Companies that accept, store, process and transmit credit and debit card payments are required to implement so-called Payment Card Industry (PCI) security standards, but not all entities are required to prove that they have met them. While the PCI standards are widely considered a baseline for merchants that accept payment cards, many security experts advise companies to put in place protections that go well beyond these standards.

Even so, the 2019 Payment Security Report from Verizon indicates the number of companies that maintain full compliance with PCI standards decreased for the second year in a row to just 36.7 percent worldwide.

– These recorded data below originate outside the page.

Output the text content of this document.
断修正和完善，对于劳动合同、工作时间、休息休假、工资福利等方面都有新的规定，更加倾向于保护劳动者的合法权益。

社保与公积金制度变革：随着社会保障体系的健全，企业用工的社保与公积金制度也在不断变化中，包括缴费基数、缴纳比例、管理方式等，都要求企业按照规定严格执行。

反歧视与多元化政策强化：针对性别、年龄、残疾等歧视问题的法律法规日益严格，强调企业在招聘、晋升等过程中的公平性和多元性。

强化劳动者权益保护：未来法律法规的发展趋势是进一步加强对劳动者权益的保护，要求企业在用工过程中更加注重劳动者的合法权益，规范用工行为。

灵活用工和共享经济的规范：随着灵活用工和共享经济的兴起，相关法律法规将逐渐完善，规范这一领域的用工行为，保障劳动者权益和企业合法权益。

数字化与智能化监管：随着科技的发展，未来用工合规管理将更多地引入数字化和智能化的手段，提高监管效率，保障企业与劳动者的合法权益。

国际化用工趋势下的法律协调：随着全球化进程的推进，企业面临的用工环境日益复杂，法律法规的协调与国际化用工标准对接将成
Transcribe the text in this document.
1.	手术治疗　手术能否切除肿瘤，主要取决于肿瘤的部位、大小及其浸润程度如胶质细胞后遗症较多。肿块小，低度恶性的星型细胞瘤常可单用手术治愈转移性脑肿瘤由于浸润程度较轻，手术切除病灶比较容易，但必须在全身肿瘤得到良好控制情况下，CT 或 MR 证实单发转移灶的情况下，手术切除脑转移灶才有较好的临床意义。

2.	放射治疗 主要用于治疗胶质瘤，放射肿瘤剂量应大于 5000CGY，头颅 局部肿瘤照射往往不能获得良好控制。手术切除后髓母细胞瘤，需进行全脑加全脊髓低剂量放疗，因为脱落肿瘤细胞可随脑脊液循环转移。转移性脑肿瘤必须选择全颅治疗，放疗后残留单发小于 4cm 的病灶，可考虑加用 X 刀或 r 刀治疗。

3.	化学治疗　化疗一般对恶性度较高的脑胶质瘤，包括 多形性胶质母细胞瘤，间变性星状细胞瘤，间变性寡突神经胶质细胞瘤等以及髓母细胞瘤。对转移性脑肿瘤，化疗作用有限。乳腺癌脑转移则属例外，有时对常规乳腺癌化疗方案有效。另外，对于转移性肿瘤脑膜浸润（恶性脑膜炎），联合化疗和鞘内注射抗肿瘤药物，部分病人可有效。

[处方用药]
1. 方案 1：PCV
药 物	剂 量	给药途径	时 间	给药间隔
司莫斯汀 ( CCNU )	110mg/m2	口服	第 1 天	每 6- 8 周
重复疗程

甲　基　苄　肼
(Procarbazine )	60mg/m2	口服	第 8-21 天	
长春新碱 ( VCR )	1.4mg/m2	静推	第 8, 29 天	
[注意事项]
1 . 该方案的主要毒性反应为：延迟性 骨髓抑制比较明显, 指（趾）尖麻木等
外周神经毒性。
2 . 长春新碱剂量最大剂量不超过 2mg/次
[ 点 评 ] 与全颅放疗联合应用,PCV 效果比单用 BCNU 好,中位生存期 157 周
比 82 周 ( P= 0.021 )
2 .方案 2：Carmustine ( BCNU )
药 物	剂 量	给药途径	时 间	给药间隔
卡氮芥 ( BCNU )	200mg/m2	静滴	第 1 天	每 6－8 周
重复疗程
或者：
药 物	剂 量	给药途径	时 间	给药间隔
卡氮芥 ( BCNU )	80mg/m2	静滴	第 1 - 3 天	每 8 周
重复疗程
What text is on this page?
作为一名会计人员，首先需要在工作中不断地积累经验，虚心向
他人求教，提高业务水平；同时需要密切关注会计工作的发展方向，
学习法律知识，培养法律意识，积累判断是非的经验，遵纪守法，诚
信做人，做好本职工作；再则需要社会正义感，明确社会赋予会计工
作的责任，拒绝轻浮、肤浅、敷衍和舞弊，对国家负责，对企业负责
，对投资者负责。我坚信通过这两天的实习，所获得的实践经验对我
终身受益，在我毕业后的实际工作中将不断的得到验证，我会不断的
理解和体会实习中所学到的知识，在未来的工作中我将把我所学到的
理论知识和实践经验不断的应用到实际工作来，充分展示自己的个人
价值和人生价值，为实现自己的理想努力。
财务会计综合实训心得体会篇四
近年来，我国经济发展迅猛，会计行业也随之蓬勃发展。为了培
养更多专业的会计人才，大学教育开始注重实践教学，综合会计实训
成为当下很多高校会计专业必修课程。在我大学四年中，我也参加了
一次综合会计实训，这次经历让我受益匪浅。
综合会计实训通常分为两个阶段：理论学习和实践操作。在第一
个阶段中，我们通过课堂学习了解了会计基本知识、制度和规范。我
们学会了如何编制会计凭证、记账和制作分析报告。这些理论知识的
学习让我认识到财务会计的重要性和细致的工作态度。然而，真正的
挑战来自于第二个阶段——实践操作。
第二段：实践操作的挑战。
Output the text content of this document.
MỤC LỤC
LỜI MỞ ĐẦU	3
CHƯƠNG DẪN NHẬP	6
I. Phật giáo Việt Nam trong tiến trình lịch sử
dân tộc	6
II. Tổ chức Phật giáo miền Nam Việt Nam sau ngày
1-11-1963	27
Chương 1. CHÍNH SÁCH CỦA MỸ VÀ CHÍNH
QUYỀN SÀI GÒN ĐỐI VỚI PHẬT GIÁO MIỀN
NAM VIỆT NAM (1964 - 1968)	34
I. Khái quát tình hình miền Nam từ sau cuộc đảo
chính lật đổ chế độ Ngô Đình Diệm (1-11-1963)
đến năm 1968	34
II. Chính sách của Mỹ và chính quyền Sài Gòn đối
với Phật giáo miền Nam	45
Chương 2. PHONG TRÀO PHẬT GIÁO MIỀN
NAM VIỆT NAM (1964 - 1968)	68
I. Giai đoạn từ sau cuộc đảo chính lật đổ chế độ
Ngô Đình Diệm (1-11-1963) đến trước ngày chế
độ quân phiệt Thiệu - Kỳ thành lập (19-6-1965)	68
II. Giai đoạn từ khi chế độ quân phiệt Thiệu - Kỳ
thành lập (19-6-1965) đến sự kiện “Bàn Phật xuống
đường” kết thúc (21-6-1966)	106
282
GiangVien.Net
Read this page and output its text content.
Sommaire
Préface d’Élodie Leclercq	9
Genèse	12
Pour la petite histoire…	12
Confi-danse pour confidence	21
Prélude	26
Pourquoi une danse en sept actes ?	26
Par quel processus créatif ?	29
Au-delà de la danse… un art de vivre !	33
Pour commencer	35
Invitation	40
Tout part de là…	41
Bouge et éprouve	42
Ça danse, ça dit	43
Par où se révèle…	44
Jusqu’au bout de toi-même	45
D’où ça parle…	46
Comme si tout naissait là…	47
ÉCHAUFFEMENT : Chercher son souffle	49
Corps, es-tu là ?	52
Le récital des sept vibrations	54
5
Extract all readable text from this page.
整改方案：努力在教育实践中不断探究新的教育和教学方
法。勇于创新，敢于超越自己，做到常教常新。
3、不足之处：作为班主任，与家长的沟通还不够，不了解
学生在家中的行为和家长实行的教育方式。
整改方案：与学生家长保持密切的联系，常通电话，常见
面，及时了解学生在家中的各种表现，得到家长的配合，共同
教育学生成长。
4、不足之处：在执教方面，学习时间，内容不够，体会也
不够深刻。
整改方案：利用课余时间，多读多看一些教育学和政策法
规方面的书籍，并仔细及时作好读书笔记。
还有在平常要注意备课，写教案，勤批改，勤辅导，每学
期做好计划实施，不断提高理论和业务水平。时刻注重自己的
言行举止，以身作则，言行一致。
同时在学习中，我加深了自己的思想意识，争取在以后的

As noted in previous stories here, the organized cyberthieves involved in stealing card data from main street merchants have gradually moved down the food chain from big box retailers like Target and Home Depot to smaller but far more plentiful and probably less secure merchants (either by choice or because the larger stores became a harder target).

It’s really not worth worrying about where your card number may have been breached, since it’s almost always impossible to say for sure and because it’s common for the same card to be breached at multiple establishments during the same time period.

Just remember that while consumers are not liable for fraudulent charges, it may still fall to you the consumer to spot and report any suspicious charges. So keep a close eye on your statements, and consider signing up for text message notifications of new charges if your card issuer offers this service. Most of these services also can be set to alert you if you’re about to miss an upcoming payment, so they can also be handy for avoiding late fees and other costly charges.